The Cause of Cell Damage and How to Limit It
Cell damage is often the result of excess amounts of free radicals entering our body through environmental factors, as well as poor diet and lifestyle choices. A diet high in trans fat, sugar, processed foods, frequent alcohol consumption and tobacco use is linked to an increase in free radical production in the body. In addition, exposure to air pollutants, such as nitric oxide, gas emissions, and the ozone layer, and ingesting pesticides and chemicals that are present in water, air, dust, and food can contribute to cellular damage. Because we are unable to avoid toxic free radicals completely, it is important to make changes where we can to assist in preserving healthy cells.

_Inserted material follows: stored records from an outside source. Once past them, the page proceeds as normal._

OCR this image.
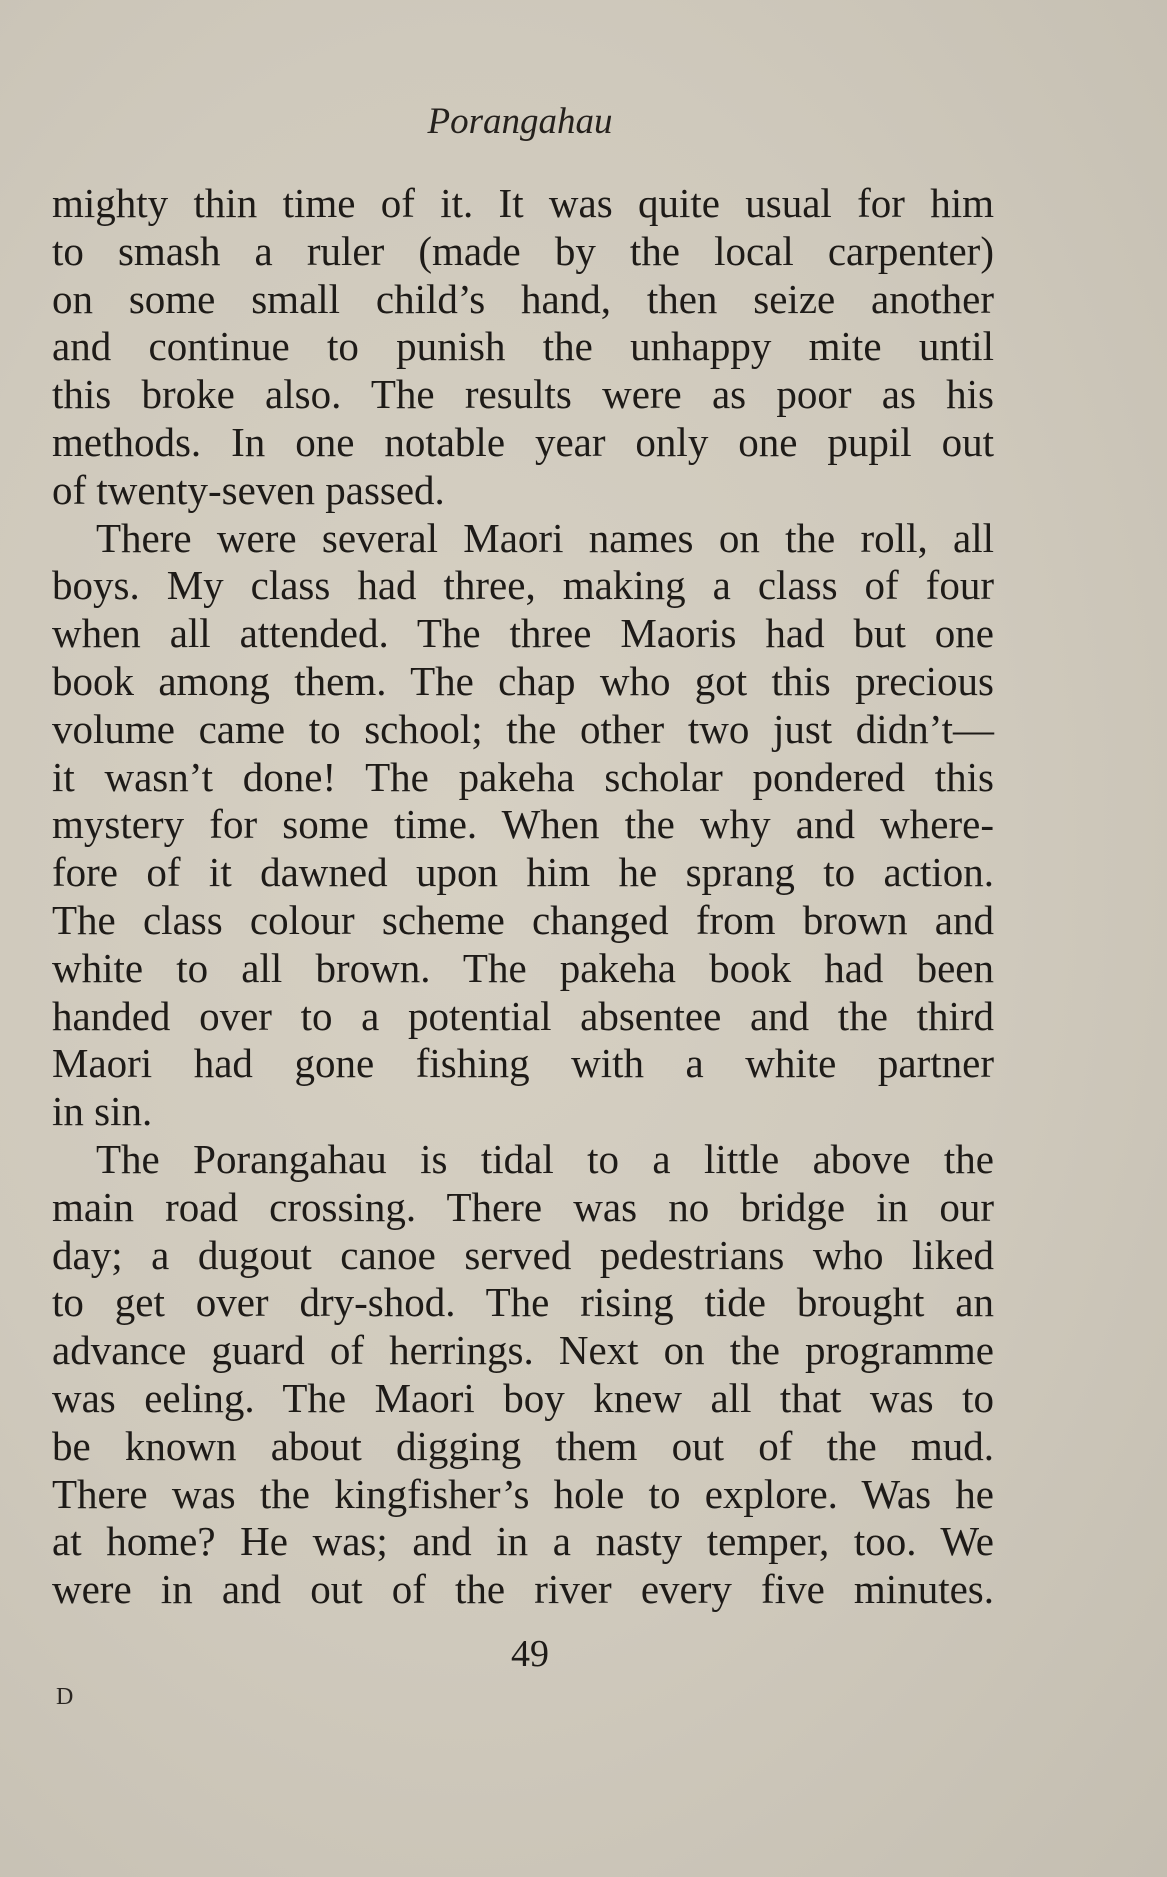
Porangahau
mighty thin time of it. It was quite usual for him
to smash a ruler (made by the local carpenter)
on some small child’s hand, then seize another
and continue to punish the unhappy mite until
this broke also. The results were as poor as his
methods. In one notable year only one pupil out
of twenty-seven passed.
There were several Maori names on the roll, all
boys. My class had three, making a class of four
when all attended. The three Maoris had but one
book among them. The chap who got this precious
volume came to school; the other two just didn’t—
it wasn’t done! The pakeha scholar pondered this
mystery for some time. When the why and where-
fore of it dawned upon him he sprang to action.
The class colour scheme changed from brown and
white to all brown. The pakeha book had been
handed over to a potential absentee and the third
Maori had gone fishing with a white partner
in sin.
The Porangahau is tidal to a little above the
main road crossing. There was no bridge in our
day; a dugout canoe served pedestrians who liked
to get over dry-shod. The rising tide brought an
advance guard of herrings. Next on the programme
was eeling. The Maori boy knew all that was to
be known about digging them out of the mud.
There was the kingfisher’s hole to explore. Was he
at home? He was; and in a nasty temper, too. We
were in and out of the river every five minutes.
49
D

Five Ways to Maintain Healthy Cells
- Regular non-exhaustive exercise, such as walking and weight training, increases antioxidant activities in skeletal muscle, heart, and liver thus limiting free radical production and oxidative damage. In addition, research has shown cardio exercise 2-3x a week in particular increases telomere length, which are strings of DNA sequences in the body that are associated with delayed aging and improved cellular health.
- Getting an adequate amount of sleep is a core function of our health and slowing the aging process. The function of sleep is to defend against oxidative stress through the production of the hormone melatonin, which has anti-inflammatory, antioxidant, and free radical scavenger effects.
- Limiting and managing our stress levels is essential for our long-term health. Your body naturally produces free radicals in response to stress due to high respiratory oxygen intake. In addition, chronic stress has been shown to accelerate the aging process due to an overload of stress hormones, resulting in harmful imbalances in the body.
- Increase your fruit and vegetable intake and consider taking a proven supplement, such as Mitopure, to fill any nutritional gaps. Eating a nutritious diet with antioxidant-rich foods provides the biggest benefits for cellular health. My favorite way to get in more antioxidant-rich foods while regulating my hunger hormones is with Fab Four smoothies.
- Another promising supplement associated with improved cellular health is CoQ10, which is a nutrient that plays a crucial role in how the body produces energy. It serves as an antioxidant, helping to protect the cell from oxidative stress. Our bodies can make CoQ10; however, our capacity to do so declines with age.
Prioritizing antioxidant-rich foods and making healthy lifestyle changes is the key to slowing down the aging process and limiting cellular damage. With a combination of these habits and supplements such as Mitopure, we can assist in preserving healthy cells while reducing damaged ones to increase your health span and lead a longer, more high-quality life.